Viele davon werden dann bereits im derzeit in Bau befindlichen multimedialen Newsroom am Küniglberg arbeiten. Dieser soll ab dem 2. Quartal 2022 schrittweise besiedelt werden. Ab 2023 sollen TV, Radio und Online Inhalte aus den Räumlichkeiten produzieren. Auch dieses Projekt will Wrabetz nicht „im letzen Viertel“ stehen lassen: „Ich möchte es fertigstellen und mit Leben erfüllen.“ Terminlich und qualitativ sei man im Rahmen des Geplanten „oder sogar besser“.

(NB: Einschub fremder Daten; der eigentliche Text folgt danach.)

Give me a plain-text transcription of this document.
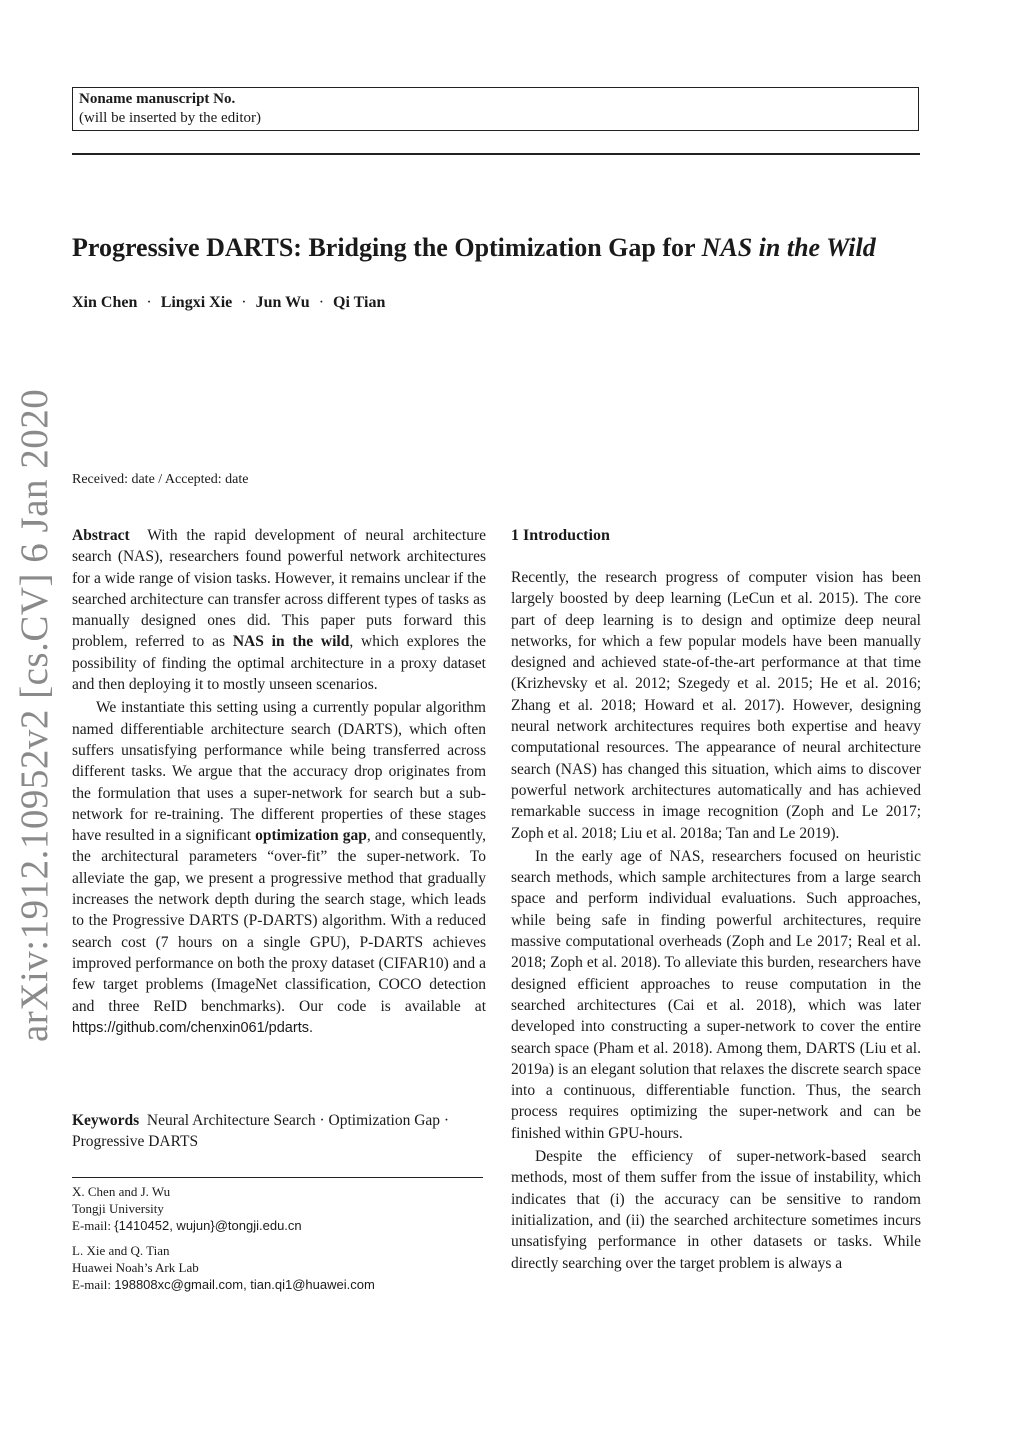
Noname manuscript No.
(will be inserted by the editor)
Progressive DARTS: Bridging the Optimization Gap for NAS in the Wild
Xin Chen · Lingxi Xie · Jun Wu · Qi Tian
Received: date / Accepted: date
arXiv:1912.10952v2 [cs.CV] 6 Jan 2020	Abstract With the rapid development of neural architecture search (NAS), researchers found powerful network architectures for a wide range of vision tasks. However, it remains unclear if the searched architecture can transfer across different types of tasks as manually designed ones did. This paper puts forward this problem, referred to as NAS in the wild, which explores the possibility of finding the optimal architecture in a proxy dataset and then deploying it to mostly unseen scenarios.

We instantiate this setting using a currently popular algorithm named differentiable architecture search (DARTS), which often suffers unsatisfying performance while being transferred across different tasks. We argue that the accuracy drop originates from the formulation that uses a super-network for search but a sub-network for re-training. The different properties of these stages have resulted in a significant optimization gap, and consequently, the architectural parameters “over-fit” the super-network. To alleviate the gap, we present a progressive method that gradually increases the network depth during the search stage, which leads to the Progressive DARTS (P-DARTS) algorithm. With a reduced search cost (7 hours on a single GPU), P-DARTS achieves improved performance on both the proxy dataset (CIFAR10) and a few target problems (ImageNet classification, COCO detection and three ReID benchmarks). Our code is available at https://github.com/chenxin061/pdarts.

Keywords Neural Architecture Search · Optimization Gap · Progressive DARTS
X. Chen and J. Wu
Tongji University
E-mail: {1410452, wujun}@tongji.edu.cn
L. Xie and Q. Tian
Huawei Noah’s Ark Lab
E-mail: 198808xc@gmail.com, tian.qi1@huawei.com
1 Introduction

Recently, the research progress of computer vision has been largely boosted by deep learning (LeCun et al. 2015). The core part of deep learning is to design and optimize deep neural networks, for which a few popular models have been manually designed and achieved state-of-the-art performance at that time (Krizhevsky et al. 2012; Szegedy et al. 2015; He et al. 2016; Zhang et al. 2018; Howard et al. 2017). However, designing neural network architectures requires both expertise and heavy computational resources. The appearance of neural architecture search (NAS) has changed this situation, which aims to discover powerful network architectures automatically and has achieved remarkable success in image recognition (Zoph and Le 2017; Zoph et al. 2018; Liu et al. 2018a; Tan and Le 2019).

In the early age of NAS, researchers focused on heuristic search methods, which sample architectures from a large search space and perform individual evaluations. Such approaches, while being safe in finding powerful architectures, require massive computational overheads (Zoph and Le 2017; Real et al. 2018; Zoph et al. 2018). To alleviate this burden, researchers have designed efficient approaches to reuse computation in the searched architectures (Cai et al. 2018), which was later developed into constructing a super-network to cover the entire search space (Pham et al. 2018). Among them, DARTS (Liu et al. 2019a) is an elegant solution that relaxes the discrete search space into a continuous, differentiable function. Thus, the search process requires optimizing the super-network and can be finished within GPU-hours.

Despite the efficiency of super-network-based search methods, most of them suffer from the issue of instability, which indicates that (i) the accuracy can be sensitive to random initialization, and (ii) the searched architecture sometimes incurs unsatisfying performance in other datasets or tasks. While directly searching over the target problem is always a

Thomas Zach, Leiter des bürgerlichen „Freundeskreises“ im ORF-Stiftungsrat wies im März darauf hin, dass der Newsroom als „größte Veränderung des ORF in Jahrzehnten“ noch nicht ausreichend vorbereitet sei. Ein zentraler Chefredakteur fände zudem keine Zustimmung. Wrabetz sah den ORF damals „in allen Bereichen auf Kurs“. Bezüglich eines zentralen Chefredakteurs für den multimedialen Newsroom wollte er sich damals nicht explizit festlegen.

Mit den meisten Stiftungsräten sei der amtierende ORF-Generaldirektor in „guten Gesprächen“. Seine Chancen, sich trotz der bürgerlichen Mehrheit im Stiftungsrat, durchzusetzen, sah er als „durchaus gegeben“ an. Nicht zuletzt weil er davon ausgeht, dass dieser auch nach dem Kriterium der Erfahrung den Posten vergeben werde.

Eine Wiederwahl von Wrabetz würde einen Rekord darstellen. Noch nie amtierte jemand länger als ORF-Generaldirektor. Er ist seit Anfang 2007 in dieser Funktion tätig. Damals hatte er sich gegen Monika Lindner und gegen die regierende ÖVP-Mehrheit im Stiftungsrat mit Unterstützung von SPÖ, Grünen, FPÖ und BZÖ durchgesetzt. Der Posten muss Anfang Juli ausgeschrieben werden. Die Bewerbungsfrist endet vier Wochen später. Noch hat sich kein Gegenkandidat offiziell in Stellung gebracht. Sehr wohl kursieren jedoch Namen von ORF-Führungskräften, die eine bürgerliche Stiftungsratsmehrheit gutheißen könnte.

Mehrere Medien berichteten etwa, dass Roland Weißmann (53), der seit 2017 Vize-Finanzdirektor und seit 2020 ORF.at-Geschäftsführer ist, von der Kanzlerpartei favorisiert werde. Auch ORF 1-Channelmanagerin Lisa Totzauer und ihr ORF 2-Pendant Alexander Hofer wurden als potenzielle Kandidaten für höhere ORF-Weihen ins Spiel gebracht. Eine kolportierte Variante dürfte zudem sein, dass Wrabetz zunächst bestellt wird und Weißmann als Finanzdirektor und starker zweiter Mann neben Wrabetz in Position gebracht werden könnte. Nach zwei Jahren und einer entsprechenden ORF-Reform inklusive Änderung der Managementstruktur könnte Weißmann dann die ORF-Spitze übernehmen.

Wrabetz wollte sich am Donnerstag nicht auf Spekulationen einlassen. Er betonte jedoch, dass man „ganz wichtige Entscheidungen im Team“ treffe. „Eine meiner Stärken ist, auch zuhören zu können und verschiedene Positionen unter einen Hut zu bringen“, sagte der ORF-Chef. Ob er sich eine verkürzte Amtsperiode vorstellen könne? „Bestellt wird man für eine Geschäftsführungsperiode und da würde ich jetzt keine Spekulationen beginnen. Ich bewerbe mich für die gesamte Periode. Das ist auch im Gesetz so vorgesehen“, so Wrabetz.